SparseDiffTools.jl icon indicating copy to clipboard operation
SparseDiffTools.jl copied to clipboard

Hessian Vector Product Operator

Open RS-Coop opened this issue 4 years ago • 2 comments

Using the existing hvp operator and the forward over back AD hvp function in this repository I have made the following modified hvp operator.

mutable struct HvpOperator{F, T, I}
	f::F
	x::Vector{T}
	dual_cache1::Vector{Dual{Nothing, T, 1}}
	dual_cache2::Vector{Dual{Nothing, T, 1}}
	size::I
	nprod::UInt16
end

function HvpOperator(f, x::AbstractVector)
	cache1 = Dual.(x, similar(x))
	cache2 = Dual.(x, similar(x))
	return HvpOperator(f, x, cache1, cache2, size(x, 1), UInt16(0))
end

Base.eltype(op::HvpOperator{F, T, I}) where{F, T, I} = T
Base.size(op::HvpOperator) = (op.size, op.size)

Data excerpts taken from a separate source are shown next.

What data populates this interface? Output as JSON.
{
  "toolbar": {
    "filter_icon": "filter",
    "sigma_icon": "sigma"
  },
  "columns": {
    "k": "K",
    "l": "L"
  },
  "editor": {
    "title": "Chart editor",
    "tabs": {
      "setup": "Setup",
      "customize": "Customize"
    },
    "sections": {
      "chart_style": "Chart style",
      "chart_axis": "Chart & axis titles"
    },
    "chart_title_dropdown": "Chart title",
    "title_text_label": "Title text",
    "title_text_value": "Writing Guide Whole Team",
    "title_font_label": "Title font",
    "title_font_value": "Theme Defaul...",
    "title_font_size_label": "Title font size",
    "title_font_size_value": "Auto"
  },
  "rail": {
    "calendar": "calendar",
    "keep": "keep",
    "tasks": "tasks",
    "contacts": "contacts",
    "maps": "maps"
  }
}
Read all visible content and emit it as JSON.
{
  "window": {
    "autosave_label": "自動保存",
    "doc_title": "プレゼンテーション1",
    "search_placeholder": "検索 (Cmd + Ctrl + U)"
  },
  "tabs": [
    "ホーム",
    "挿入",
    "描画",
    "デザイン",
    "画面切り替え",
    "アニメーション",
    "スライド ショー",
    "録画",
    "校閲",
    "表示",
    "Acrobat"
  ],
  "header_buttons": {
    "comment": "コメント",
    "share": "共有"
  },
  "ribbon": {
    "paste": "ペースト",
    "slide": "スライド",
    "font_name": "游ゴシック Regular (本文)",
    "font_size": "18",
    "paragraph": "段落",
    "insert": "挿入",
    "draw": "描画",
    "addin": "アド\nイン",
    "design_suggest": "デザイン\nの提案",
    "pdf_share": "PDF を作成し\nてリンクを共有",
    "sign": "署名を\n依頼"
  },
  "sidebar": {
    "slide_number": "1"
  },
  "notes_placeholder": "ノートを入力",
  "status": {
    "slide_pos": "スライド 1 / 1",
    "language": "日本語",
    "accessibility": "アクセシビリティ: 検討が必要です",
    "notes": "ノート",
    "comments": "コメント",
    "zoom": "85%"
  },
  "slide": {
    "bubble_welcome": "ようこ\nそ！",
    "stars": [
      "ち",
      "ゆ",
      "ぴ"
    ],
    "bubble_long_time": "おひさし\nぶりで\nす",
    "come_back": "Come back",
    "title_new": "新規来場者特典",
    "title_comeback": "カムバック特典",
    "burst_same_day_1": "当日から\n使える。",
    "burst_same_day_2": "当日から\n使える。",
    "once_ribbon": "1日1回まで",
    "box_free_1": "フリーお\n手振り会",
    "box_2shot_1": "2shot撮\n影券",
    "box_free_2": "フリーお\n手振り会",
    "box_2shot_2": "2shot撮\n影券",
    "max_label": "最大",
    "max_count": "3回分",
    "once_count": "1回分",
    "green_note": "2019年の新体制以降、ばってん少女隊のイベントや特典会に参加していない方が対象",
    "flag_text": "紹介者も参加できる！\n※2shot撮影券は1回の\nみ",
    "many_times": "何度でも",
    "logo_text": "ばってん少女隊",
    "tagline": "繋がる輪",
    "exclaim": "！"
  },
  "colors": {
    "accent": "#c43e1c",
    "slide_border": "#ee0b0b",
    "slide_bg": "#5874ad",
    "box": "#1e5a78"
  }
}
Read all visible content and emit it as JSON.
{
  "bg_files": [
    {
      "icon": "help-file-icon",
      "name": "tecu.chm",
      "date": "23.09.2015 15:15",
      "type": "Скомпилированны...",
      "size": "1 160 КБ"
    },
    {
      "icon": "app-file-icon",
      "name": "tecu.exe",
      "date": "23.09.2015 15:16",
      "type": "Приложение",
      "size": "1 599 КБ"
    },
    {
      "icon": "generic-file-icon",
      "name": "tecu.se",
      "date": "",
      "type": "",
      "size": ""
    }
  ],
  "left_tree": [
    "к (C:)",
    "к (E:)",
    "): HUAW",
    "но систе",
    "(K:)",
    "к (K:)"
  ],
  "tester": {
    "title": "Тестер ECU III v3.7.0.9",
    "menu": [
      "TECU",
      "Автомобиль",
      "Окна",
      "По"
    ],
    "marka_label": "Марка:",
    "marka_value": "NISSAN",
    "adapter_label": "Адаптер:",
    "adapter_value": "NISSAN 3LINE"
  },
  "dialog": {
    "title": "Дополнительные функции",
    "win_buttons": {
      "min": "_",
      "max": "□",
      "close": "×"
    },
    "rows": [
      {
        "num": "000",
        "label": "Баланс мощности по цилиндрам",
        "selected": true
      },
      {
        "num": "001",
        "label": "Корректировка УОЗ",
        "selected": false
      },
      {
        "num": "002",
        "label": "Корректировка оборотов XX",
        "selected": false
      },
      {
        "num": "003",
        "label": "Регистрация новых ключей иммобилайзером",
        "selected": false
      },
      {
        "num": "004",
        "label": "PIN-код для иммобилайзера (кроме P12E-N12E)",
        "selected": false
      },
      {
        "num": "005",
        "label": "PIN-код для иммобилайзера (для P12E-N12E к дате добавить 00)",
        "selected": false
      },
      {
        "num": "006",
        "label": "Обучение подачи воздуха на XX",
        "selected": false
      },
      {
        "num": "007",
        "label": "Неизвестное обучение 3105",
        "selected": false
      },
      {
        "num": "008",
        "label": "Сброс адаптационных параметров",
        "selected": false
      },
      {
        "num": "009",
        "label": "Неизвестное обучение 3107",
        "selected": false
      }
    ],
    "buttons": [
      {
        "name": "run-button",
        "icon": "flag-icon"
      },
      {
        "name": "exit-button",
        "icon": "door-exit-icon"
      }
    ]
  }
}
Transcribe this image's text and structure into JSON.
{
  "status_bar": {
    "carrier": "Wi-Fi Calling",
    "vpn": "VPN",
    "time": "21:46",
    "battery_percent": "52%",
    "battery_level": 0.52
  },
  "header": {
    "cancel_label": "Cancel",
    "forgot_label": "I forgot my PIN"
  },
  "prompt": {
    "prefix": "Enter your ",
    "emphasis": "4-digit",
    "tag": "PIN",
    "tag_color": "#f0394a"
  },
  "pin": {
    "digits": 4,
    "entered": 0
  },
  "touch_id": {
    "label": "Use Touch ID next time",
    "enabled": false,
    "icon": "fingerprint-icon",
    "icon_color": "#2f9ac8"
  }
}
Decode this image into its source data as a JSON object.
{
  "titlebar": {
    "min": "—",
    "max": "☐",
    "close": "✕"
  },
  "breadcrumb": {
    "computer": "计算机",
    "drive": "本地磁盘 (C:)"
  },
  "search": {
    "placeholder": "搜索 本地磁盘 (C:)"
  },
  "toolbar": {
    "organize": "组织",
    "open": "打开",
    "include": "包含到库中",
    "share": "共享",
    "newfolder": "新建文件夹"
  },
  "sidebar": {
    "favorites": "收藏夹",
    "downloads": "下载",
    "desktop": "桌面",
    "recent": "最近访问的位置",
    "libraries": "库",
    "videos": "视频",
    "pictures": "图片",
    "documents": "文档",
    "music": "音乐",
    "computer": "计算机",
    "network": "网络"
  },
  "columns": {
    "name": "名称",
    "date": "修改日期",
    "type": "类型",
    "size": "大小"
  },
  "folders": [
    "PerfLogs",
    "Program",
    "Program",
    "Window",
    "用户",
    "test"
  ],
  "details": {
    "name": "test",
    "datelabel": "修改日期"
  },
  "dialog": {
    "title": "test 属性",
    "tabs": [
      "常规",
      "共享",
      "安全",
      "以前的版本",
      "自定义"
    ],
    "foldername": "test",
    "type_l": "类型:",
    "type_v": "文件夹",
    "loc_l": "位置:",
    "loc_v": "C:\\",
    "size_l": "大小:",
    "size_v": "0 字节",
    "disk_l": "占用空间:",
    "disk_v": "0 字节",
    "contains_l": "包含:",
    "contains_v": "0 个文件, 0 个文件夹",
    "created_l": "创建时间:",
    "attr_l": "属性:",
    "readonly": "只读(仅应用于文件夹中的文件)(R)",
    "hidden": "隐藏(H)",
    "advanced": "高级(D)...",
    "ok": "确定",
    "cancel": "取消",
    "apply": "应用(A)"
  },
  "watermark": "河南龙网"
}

function LinearAlgebra.mul!(result::AbstractVector, op::HvpOperator, v::AbstractVector)
	op.nprod += 1

	g = (∇, x) -> ∇ .= gradient(op.f, x)[1]
	op.dual_cache1 .= Dual.(op.x, v)
	result .= partials.(g(op.dual_cache2, op.dual_cache1), 1)
end

I have a couple of questions related to this:

  1. It seems that it would be possible to further optimize this by dropping the field for x, and instead just updating partials field of dual_cache1. I can't seem to figure out the process for doing this, is it possible?
  2. Are we saving anything by using dual_cache2 when the Zygote gradient operation cannot be performed in-place?
  3. Can further specification of types improve performance? For instance, I know that the function type F could be further specified as taking a vector as input and returning a scalar.
  4. Slightly off topic from the other questions, is the symmetry of the Hessian automatically being exploited by the AD tools, or does that even make sense?

Thanks for the help!

RS-Coop avatar Jan 07 '22 20:01 RS-Coop

It seems that it would be possible to further optimize this by dropping the field for x, and instead just updating partials field of dual_cache1. I can't seem to figure out the process for doing this, is it possible?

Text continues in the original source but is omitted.